DBSCAN [wikipedia] and OPTICS [wikipedia] are two of the most well-known density based clustering algorithms. You can read more on them in the Wikipedia articles linked above.

An interesting property of density based clustering is that these algorithms do not assume clusters to have a particular shape. Furthermore, the algorithms allow “noise” objects that do not belong to any of the clusters. K-means for examples partitions the data space in Voronoi cells (some people claim it produces spherical clusters - that is incorrect). See Wikipedia for the true shape of K-means clusters and an example that canot be clustered by K-means. Internal measures for cluster evaluation also usually assume the clusters to be well-separated spheres (and do not allow noise/outlier objects) - not surprisingly, as we tend to experiment with artificial data generated by a number of Gaussian distributions.

The key parameter to DBSCAN and OPTICS is the “minPts” parameter. It roughly controls the minimum size of a cluster. If you set it too low, everything will become clusters (OPTICS with minPts=2 degenerates to a type of single link clustering). If you set it too high, at some point there won’t be any clusters anymore, only noise. However, the parameter usually is not hard to choose. If you for example expect clusters to typically have 100 objects, I’d start with a value of 10 or 20. If your clusters are expected to have 10000 objects, then maybe start experimenting with 500.

The more difficult parameter for DBSCAN is the radius. In some cases, it will be very obvious. Say you are clustering users on a map. Then you might know that a good radius is 1 km. Or 10 km. Whatever makes sense for your particular application. In other cases, the parameter will not be obvious, or you might need multiple values. That is when OPTICS comes into play.

OPTICS is based on a very clever idea: instead of fixing MinPts and the Radius, we only fix minpts, and plot the radius at which an object would be considered dense by DBSCAN. In order to sort the objects on this plot, we process them in a priority heap, so that nearby objects are nearby in the plot. this image on Wikipedia shows an example for such a plot.

OPTICS comes at a cost compared to DBSCAN. Largely because of the priority heap, but also as the nearest neighbor queries are more complicated than the radius queries of DBSCAN. So it will be slower, but you no longer need to set the parameter epsilon. However, OPTICS won’t produce a strict partitioning. Primarily it produces this plot, and in many situations you will actually want to visually inspect the plot. There are some methods to extract a hierarchical partitioning out of this plot, based on detecting “steep” areas.

The open source ELKI data mining framework (package “elki” in Debian and Ubuntu) has a very fast and flexible implementation of both algorithms. I’ve benchmarked this against GNU R (“fpc” package”) and Weka, and the difference is enormous. ELKI without index support runs in roughly 11 minutes, with index down to 2 minutes for DBSCAN and 3 minutes for OPTICS. Weka takes 11 hours Update 11.1.2013: 84 minutes (with the 1.0.3 revision of the DBSCAN extension, some performance issues were resolved) and GNU R/fpc takes 100 minutes (DBSCAN, no OPTICS available). And the implementation of OPTICS in Weka is not even complete (it does not support proper cluster extraction from the plot). Many of the other OPTICS implementations you can find with Google (e.g. in Python or MATLAB) seem to be based on this Weka version …

ELKI is open source. So if you want to peek at the code, here are direct links: DBSCAN.java, OPTICS.java.

Some part of the code may be a bit confusing at first. The “Parameterizer” classes serve the purpose of allowing automatic UI generation, for example. So there is quite a bit of meta code involved.

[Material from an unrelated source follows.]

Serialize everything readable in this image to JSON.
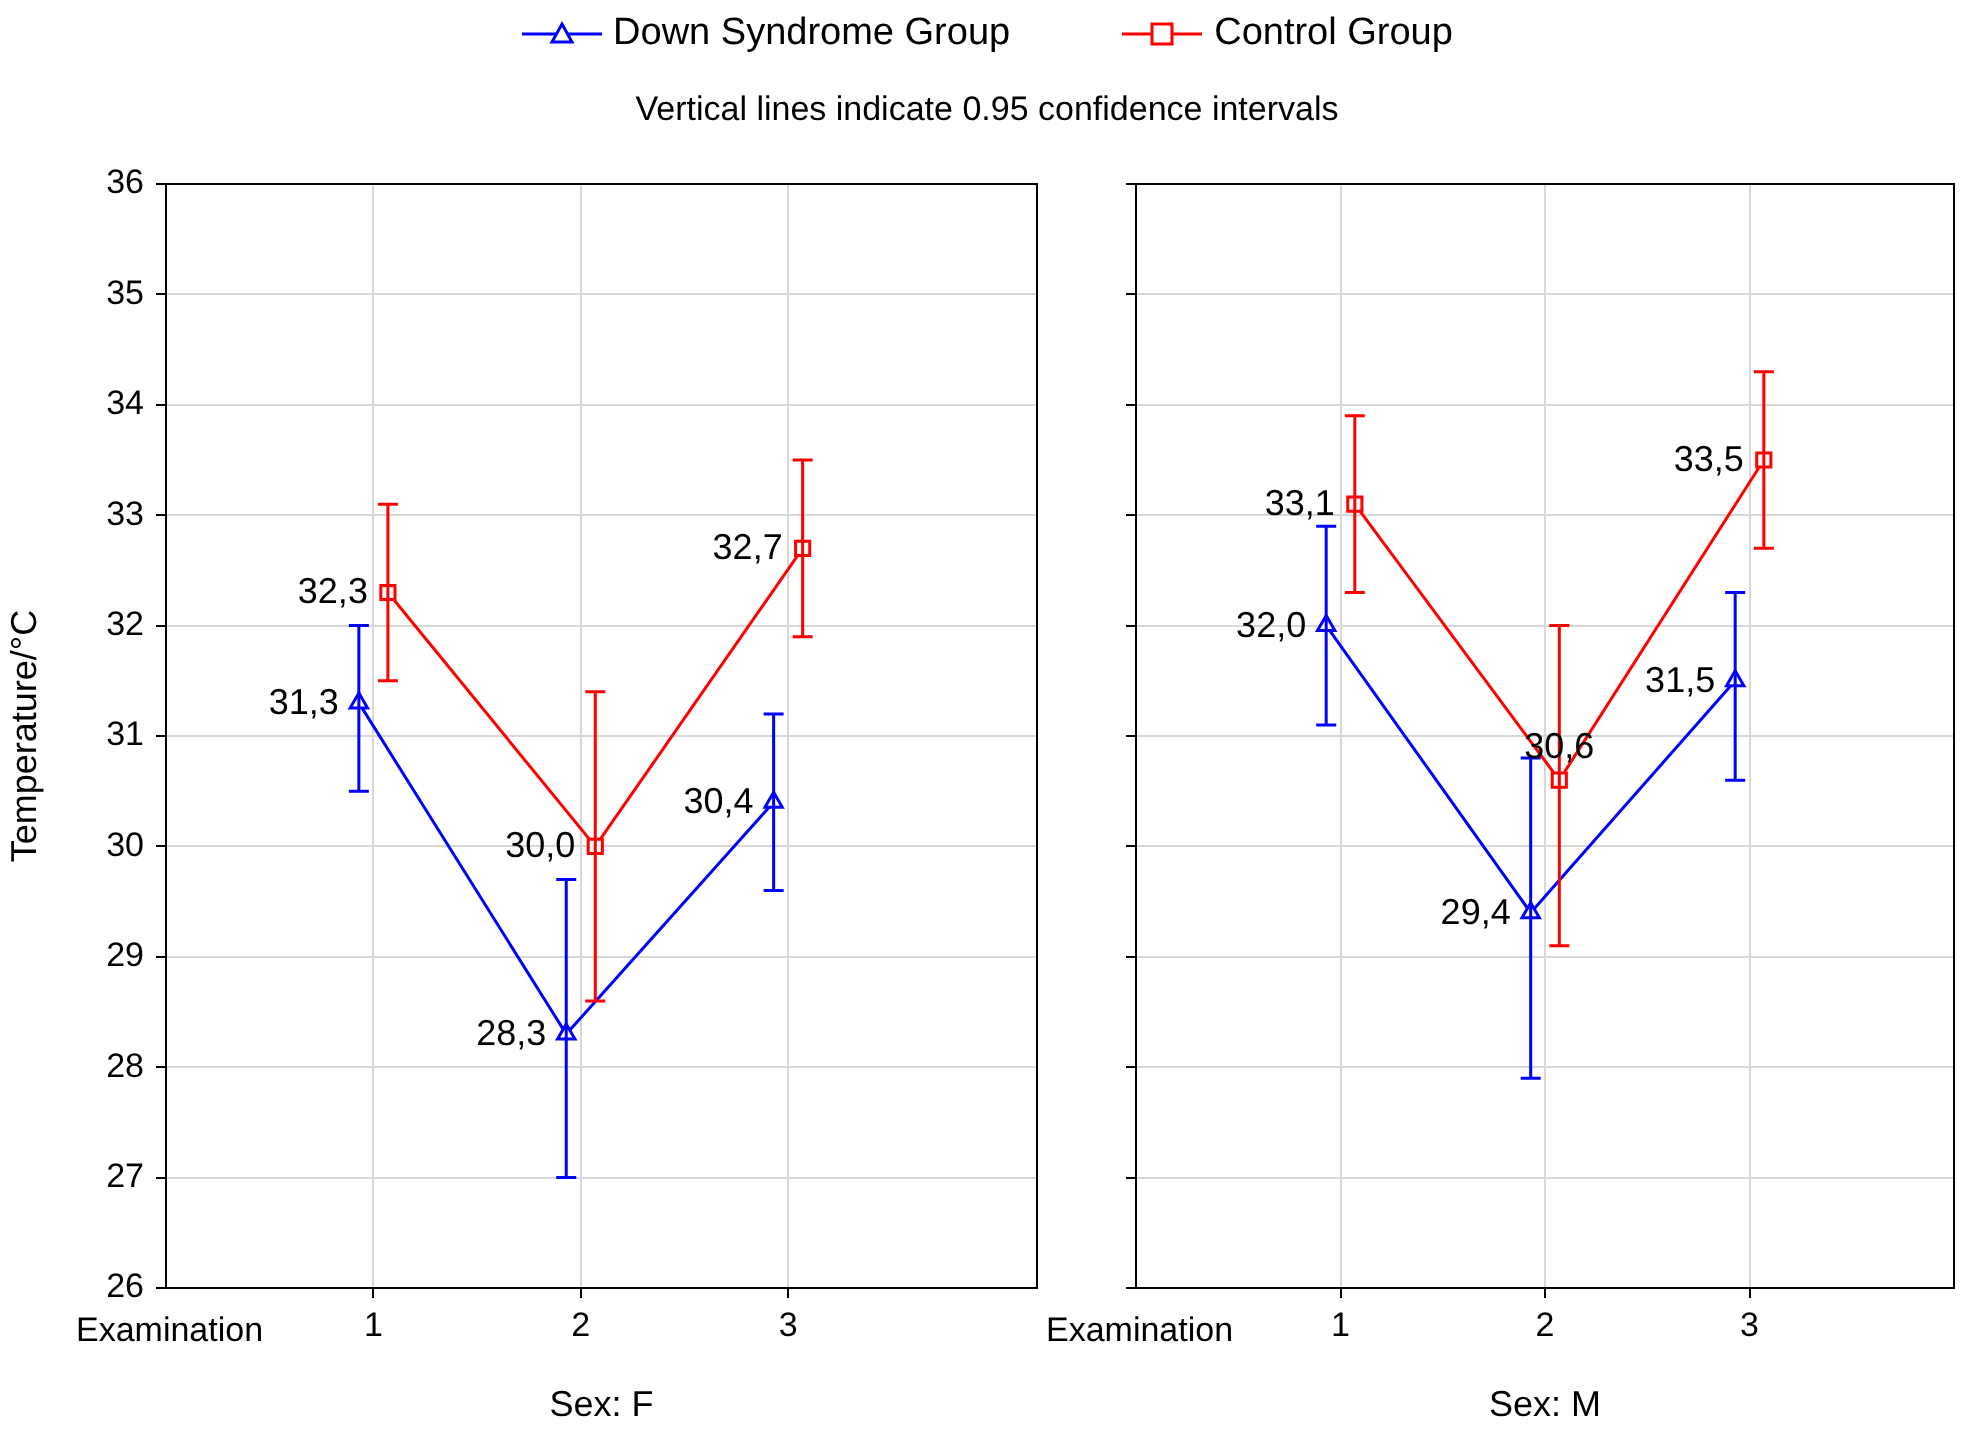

Plus, ELKI is quite extensively optimized. For example, it does not use Java Collections much anymore. Java Iterators, for example, require returning an object on next();. The C++ style iterators used by ELKI can have multiple values, and primitive values.

for(DBIDIter id = relation.iterDBIDs(); id.valid(); id.advance())

is a typical for loop in ELKI, iterating over all objects of a relation, but the whole loop requires creating (and GC’ing) a single object. And actually, this is as literal as a for loop can get.

ModifiableDBIDs processedIDs = DBIDUtil.newHashSet(size);

is another example. Essentially, this is like a HashSet<DBID>. Except that it is a lot faster, because the object IDs do not need to live a Java objects, but can internally be stored more efficiently (the only currently available implementation of the DBID layer uses primitive integers).

Java advocates always accuse you of premature optimization when you avoid creating objects for primitives. Yet, in all my benchmarking, I have seen this continuously to have a major impact how many objects you allocate. At least when it is inside a loop that is heavily used. Java collections with boxed primitives just eat a lot of memory, and the memory management overhead does often make a huge difference. Which is why libraries such as Trove (which ELKI uses a lot) exist. Because memory usage does make a difference.

(Avoiding boxing/unboxing systematically in ELKI yielded approximately a 4x speedup. But obviously, ELKI involves a lot of numerical computations.)